Oleh Ali Akbar Parvaresh
“(Sambil mengucapkan:)
"Salamun `alaikum bima shabartum" (Keselamatan atasmu berkat
kesabaranmu). Maka alangkah baiknya tempat kesudahan itu”.[1]
Dalam buku “Shaut
Al-‘Adalah Al-Insaniyah” (Suara Keadilan Insani) disebutkan sebuah buku
berjudul “Ihtidhariyat Wa Al-Qabriyat” yang secara kaedah merupakan buku
terbaru dalam bidangnya. Dalam buku tersebut disebutkan tokoh-tokoh terkenal
dunia hingga masa itu, abad keempat dalam menghadapi kematian reaksi apa yang
mereka tampakkan dari diri mereka sendiri, dan selanjutnya buku tersebut
menyimpulkan bahwa di antara kalimat-kalimat orang-orang besar dalam berhadapan
dengan kematian, kalimat terindah dan teragung adalah kalimat milik Ali bin Abi
Thalib as yang diucapkan pada detik-deik terakhir umur beliau (as) ketika
kepala beliau as pecah: “Fuztu Wa Rabbi Al-Ka’bah” (Aku beruntung demi Tuhan
pemilik Ka’bah). Kalimat ini tersusun dari satu kata kerja dan satu sumpah yang
dengan memohon pertolongan dari ruh Imam Ali as kami akan membahas sekelumit
dalam masalah ini.
Sumpah “Demi Tuhan pemilik
Ka’bah” dengan sendirinya menentukan arah perbuatan Amirul Mukminin as yang
pada hakekatnya menuju kepada Tuhan Ka’bah, untuk-Nya dan di jalan-Nya. Mungkin
hal itu sendiri merupakan sebuah isyarat lembut bahwa syahadah beliau as sama
seperti wiladah (kelahiran) menghadap kepada Ka’bah, dan menurut ucapan Abdul
Fatah Abdul Maksud yang memiliki kata-kata bagaikan penyair: “Ka’bah adalah kiblat ibadah, wiladah Amirul
Mukminin as terjadi di sana sehingga arah wilayah juga menuju ke sana”.
Berkenaan dengan bagian
pertama yaitu “Aku beruntung”, pertama-tama kami membawakan sebuah prolog: Anda
sendiri juga pernah mengalami bahwa setiap orang dalam menghadapi kematian akan
menampakkan sebuah kalimat walaupun hal tersebut tidak diucapkan. Kalimat ini
tanpa penentuan dan penetapan yang tersembunyi di dalam jiwanya tidaklah
demikian bahwa hal tersebut dapat dilatih dan ditampakkan secara buatan.

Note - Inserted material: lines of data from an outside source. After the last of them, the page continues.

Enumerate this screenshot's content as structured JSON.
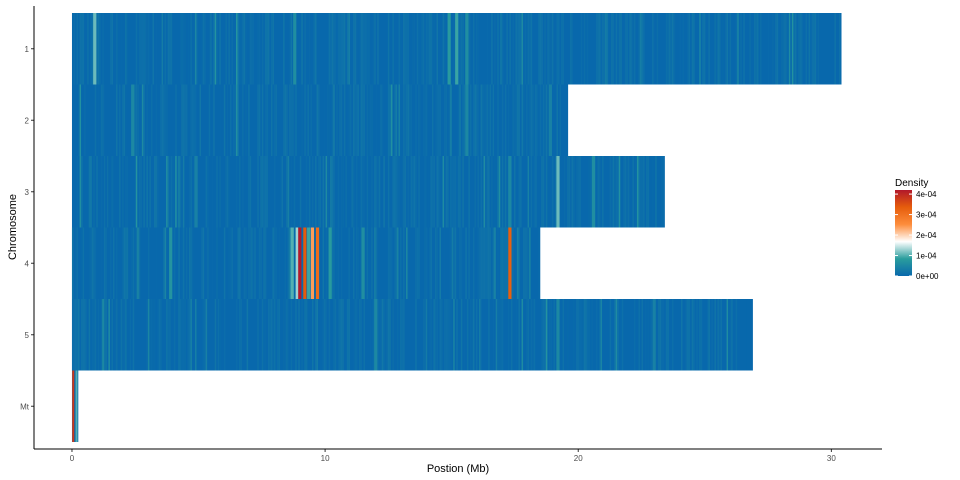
{
  "chart_data": {
    "type": "heatmap",
    "title": "",
    "xlabel": "Postion (Mb)",
    "ylabel": "Chromosome",
    "xlim": [
      -1.5,
      32
    ],
    "x_ticks": [
      0,
      10,
      20,
      30
    ],
    "x_tick_labels": [
      "0",
      "10",
      "20",
      "30"
    ],
    "grid": false,
    "legend": {
      "title": "Density",
      "position": "right",
      "ticks": [
        0,
        0.0001,
        0.0002,
        0.0003,
        0.0004
      ],
      "tick_labels": [
        "0e+00",
        "1e-04",
        "2e-04",
        "3e-04",
        "4e-04"
      ],
      "range": [
        0,
        0.00042
      ],
      "colors": [
        "#0868ac",
        "#2a9d9d",
        "#ffffff",
        "#fd8d3c",
        "#e65d0c",
        "#b2182b"
      ]
    },
    "chromosomes": [
      {
        "name": "1",
        "length": 30.4,
        "peaks": [
          {
            "pos": 0.9,
            "value": 0.00011
          },
          {
            "pos": 8.8,
            "value": 6e-05
          },
          {
            "pos": 14.9,
            "value": 8e-05
          },
          {
            "pos": 15.2,
            "value": 9e-05
          },
          {
            "pos": 15.6,
            "value": 6e-05
          }
        ]
      },
      {
        "name": "2",
        "length": 19.6,
        "peaks": [
          {
            "pos": 2.4,
            "value": 5e-05
          },
          {
            "pos": 15.6,
            "value": 5e-05
          },
          {
            "pos": 18.9,
            "value": 4e-05
          }
        ]
      },
      {
        "name": "3",
        "length": 23.4,
        "peaks": [
          {
            "pos": 4.9,
            "value": 4e-05
          },
          {
            "pos": 17.3,
            "value": 5e-05
          },
          {
            "pos": 19.2,
            "value": 0.00011
          },
          {
            "pos": 20.6,
            "value": 6e-05
          }
        ]
      },
      {
        "name": "4",
        "length": 18.5,
        "peaks": [
          {
            "pos": 3.9,
            "value": 7e-05
          },
          {
            "pos": 8.7,
            "value": 0.0001
          },
          {
            "pos": 8.9,
            "value": 0.00013
          },
          {
            "pos": 9.0,
            "value": 0.00042
          },
          {
            "pos": 9.2,
            "value": 0.00034
          },
          {
            "pos": 9.35,
            "value": 9e-05
          },
          {
            "pos": 9.5,
            "value": 0.00024
          },
          {
            "pos": 9.7,
            "value": 0.00031
          },
          {
            "pos": 10.2,
            "value": 8e-05
          },
          {
            "pos": 11.5,
            "value": 6e-05
          },
          {
            "pos": 17.3,
            "value": 0.00033
          }
        ]
      },
      {
        "name": "5",
        "length": 26.9,
        "peaks": [
          {
            "pos": 12.0,
            "value": 5e-05
          },
          {
            "pos": 19.2,
            "value": 5e-05
          },
          {
            "pos": 23.0,
            "value": 4e-05
          }
        ]
      },
      {
        "name": "Mt",
        "length": 0.25,
        "peaks": [
          {
            "pos": 0.05,
            "value": 0.00038
          },
          {
            "pos": 0.18,
            "value": 0.0001
          }
        ]
      }
    ]
  }
}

Kalimat yang pada waktu itu keluar, pada hakekatnya adalah simbol kumpulan
kehidupan mausia dan bentuk jiwa manusia. Sebuah bentuk jiwa yang beramal
selama bertahun-tahun dan pada detik tersebut tampak dalam format sari
pemikiran, ide, amal dan kumpulan kehidupan manusia, oleh karena itu hal
tersebut tidak dapat dibuat-buat dengan latihan sebelumnya.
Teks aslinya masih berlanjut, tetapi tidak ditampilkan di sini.